Greta Gerwig, ©Merie Wallace and A24

Some people might question the value of putting female directors in a spotlight, and to them I say: the fact that it’s a question at all is reason enough. Just look at the general reaction from the public whenever someone singles out female achievement. The knee-jerk response tends to be “who cares?” and “doesn’t equality mean treating everybody equally?” Well, yes and no. In a perfect world, yes. In our systemically biased world, no. Let’s break it down into numbers. 2019 has seen a record high of female directors in high-profile films, and do you know what that record high is? 12 (potentially 14!) of the 100 top-grossing films. That’s 12%. TWELVE. The fact that this number is being celebrated is both exciting and deeply, deeply sad. So while I would love to take women’s achievements in directing for granted, we’re still in a place where a woman succeeding behind the camera is a minor novelty. So yeslet’s continue to spotlight them, until it’s no longer interesting to do so!   

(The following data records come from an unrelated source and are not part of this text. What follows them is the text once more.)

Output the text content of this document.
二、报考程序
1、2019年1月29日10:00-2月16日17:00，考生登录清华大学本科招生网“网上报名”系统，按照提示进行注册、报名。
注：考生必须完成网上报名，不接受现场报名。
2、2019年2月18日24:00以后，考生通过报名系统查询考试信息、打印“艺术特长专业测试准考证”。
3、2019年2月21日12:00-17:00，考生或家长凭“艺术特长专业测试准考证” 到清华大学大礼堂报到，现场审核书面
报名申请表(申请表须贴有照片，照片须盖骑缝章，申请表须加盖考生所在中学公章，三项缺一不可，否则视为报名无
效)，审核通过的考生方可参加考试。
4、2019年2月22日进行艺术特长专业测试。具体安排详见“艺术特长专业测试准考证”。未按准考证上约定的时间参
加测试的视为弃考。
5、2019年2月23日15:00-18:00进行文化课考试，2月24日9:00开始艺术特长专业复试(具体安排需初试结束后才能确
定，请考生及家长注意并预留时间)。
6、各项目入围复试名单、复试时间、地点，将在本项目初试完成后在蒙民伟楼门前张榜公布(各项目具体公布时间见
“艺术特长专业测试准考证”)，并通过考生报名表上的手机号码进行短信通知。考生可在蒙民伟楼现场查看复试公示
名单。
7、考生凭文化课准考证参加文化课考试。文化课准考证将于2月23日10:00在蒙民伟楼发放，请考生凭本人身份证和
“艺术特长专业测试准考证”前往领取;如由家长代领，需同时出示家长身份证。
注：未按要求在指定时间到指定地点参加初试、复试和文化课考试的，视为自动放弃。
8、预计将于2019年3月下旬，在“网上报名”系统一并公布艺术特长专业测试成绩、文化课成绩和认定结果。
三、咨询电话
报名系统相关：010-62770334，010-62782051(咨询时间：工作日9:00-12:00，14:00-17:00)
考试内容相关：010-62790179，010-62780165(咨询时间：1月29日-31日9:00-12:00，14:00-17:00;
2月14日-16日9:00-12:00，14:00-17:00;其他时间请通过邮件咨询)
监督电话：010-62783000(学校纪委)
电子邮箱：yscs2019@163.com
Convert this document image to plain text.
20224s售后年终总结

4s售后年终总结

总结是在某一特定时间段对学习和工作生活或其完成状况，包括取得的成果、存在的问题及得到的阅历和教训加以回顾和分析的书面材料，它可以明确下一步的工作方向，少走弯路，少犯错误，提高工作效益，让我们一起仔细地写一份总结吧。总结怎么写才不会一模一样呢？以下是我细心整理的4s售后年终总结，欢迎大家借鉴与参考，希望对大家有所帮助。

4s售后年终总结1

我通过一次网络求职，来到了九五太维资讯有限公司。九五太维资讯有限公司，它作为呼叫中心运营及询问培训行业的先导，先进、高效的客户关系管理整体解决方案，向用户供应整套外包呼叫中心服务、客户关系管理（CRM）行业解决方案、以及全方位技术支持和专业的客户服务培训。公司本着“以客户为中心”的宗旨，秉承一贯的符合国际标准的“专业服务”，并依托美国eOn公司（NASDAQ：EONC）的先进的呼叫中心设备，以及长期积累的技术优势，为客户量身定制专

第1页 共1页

But why should we care about women behind the camera? Well, for the same reason that it’s important for anyone to be behind the camera: to exert some level of control over representation, to give audiences as organic experience as possible. This is true of POC directors, LGBTQ+ directors, even white male directors. We all want our stories told, and we all want our stories to be appreciated. True representation brings us closer to something resembling understanding. Allowing people to tell their own stories opens up new worlds to audiences, which they may never have been able to experience otherwise. To quote Pocahontas (a problematic movie, I know—indulge me), “you’ll learn things you never knew you never knew.” We all have our own unique experiences and perspectives, which allow us to interpret the world differently and in turn provide insight for others that may not come naturally to them. None of us are born omniscient; we learn through exposure. Film is a helpful, no-brainer medium for that.